“Secure the bag and sleep later” is a popular phrase among young people. Nowadays, people are busier trying to make money and ‘live their best life’. However, can you really live your best life at the expense of your health?
It is often said all work and no play makes Jack a dull boy. Many people interpret this to mean that ‘if all you do is work, your life will be dull and boring’. While this is true, they fail to mention that your health will be at risk. A person who compulsively works excessively hard and long hours is a workaholic. People who are workaholics find it difficult to separate themselves from work. This results in them depriving themselves of sleep or having a poor sleep schedule.

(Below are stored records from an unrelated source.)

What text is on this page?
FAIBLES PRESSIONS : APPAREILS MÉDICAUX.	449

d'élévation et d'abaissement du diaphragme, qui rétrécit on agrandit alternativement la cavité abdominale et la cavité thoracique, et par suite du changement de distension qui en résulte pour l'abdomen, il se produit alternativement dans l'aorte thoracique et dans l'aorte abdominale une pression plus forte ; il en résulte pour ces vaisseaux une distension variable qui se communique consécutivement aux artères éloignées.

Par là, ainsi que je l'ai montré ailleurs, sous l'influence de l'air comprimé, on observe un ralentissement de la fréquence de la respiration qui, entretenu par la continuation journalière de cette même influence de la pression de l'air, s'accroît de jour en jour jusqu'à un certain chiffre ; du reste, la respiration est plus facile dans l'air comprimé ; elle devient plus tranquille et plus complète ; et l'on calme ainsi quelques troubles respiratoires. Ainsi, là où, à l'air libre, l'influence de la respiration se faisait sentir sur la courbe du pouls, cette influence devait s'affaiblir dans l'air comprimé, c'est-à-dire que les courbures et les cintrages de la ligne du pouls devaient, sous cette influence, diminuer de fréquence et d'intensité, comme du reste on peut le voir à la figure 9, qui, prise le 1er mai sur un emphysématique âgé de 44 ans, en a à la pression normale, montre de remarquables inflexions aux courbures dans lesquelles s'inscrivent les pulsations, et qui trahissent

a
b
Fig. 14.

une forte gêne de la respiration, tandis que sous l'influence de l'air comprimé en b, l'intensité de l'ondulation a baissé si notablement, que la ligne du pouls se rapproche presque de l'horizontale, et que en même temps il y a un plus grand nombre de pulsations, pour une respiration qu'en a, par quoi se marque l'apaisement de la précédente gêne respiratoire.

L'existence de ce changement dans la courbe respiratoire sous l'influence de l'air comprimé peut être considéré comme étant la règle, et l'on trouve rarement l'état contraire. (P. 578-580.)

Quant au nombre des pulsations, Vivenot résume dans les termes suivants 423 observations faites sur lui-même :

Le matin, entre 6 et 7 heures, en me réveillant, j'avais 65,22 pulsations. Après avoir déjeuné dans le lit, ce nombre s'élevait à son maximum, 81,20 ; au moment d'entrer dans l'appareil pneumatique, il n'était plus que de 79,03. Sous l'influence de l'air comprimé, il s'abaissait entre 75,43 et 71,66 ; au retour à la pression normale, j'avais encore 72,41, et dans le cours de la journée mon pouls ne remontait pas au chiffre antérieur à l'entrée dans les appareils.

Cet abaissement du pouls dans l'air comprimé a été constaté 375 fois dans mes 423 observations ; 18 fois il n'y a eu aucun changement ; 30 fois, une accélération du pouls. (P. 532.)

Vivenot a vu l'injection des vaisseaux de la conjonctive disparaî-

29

Sleep deprivation, according to Medical News Today, happens when a person gets less than the required amount they need to feel ‘awake and alert’. Long-term sleep deprivation can lead to both mental and physical complications. Many factors cause a person to be sleep deprived. These factors can be both intentional and non-intentional. Intentional factors include: overworking and entertainment. On the other hand, non-intentional factors include PTSD and other medical conditions.
Required Amount of Sleep
The required amount of sleep varies per age group. Listed below are the appropriate sleep duration for the different age groups as recommended by The National Sleep Foundation (NSF)2015:
- Newborns (0 to 3 months): 14 to 17 hours each day
- Infants (4 to 11 months): 12 to 15 hours each day
- Toddlers (1 to 2 years): 11 to 14 hours
- Preschoolers (3 to 5 years): 10 to 13 hours
- School-age children (6 to 13 years): 9 to 11 hours
- Teenagers (14 to 17 years): 8 to 10 hours
- Adults (18 to 64 years): 7 to 9 hours
- Older adults (65 and over): 7 to 8 hours
Symptoms of Sleep Deprivation
- Mood and behavioural changes
- Difficulty concentrating
- Psychiatric symptoms – disorientation, hallucinations and paranoia
- Physical effects – generalized discomfort, aches and pains, upset stomach or diarrhoea
Continued lack of sleep negatively impacts one’s body. As listed on Medical News Today, sleep deprivation can:
- weaken the immune system
- increases the risk of obesity and other non-communicable diseases
- increases the risk of respiratory diseases and hormone production
Sleep deprivation, whether long-term or short-term is dangerous for your health. It can cause serious or irreversible health conditions. If you are having problems sleeping, it is best to consult a doctor or a therapist. Our health is our responsibility. It is our duty to ‘love our bodies and treat our bodies right.’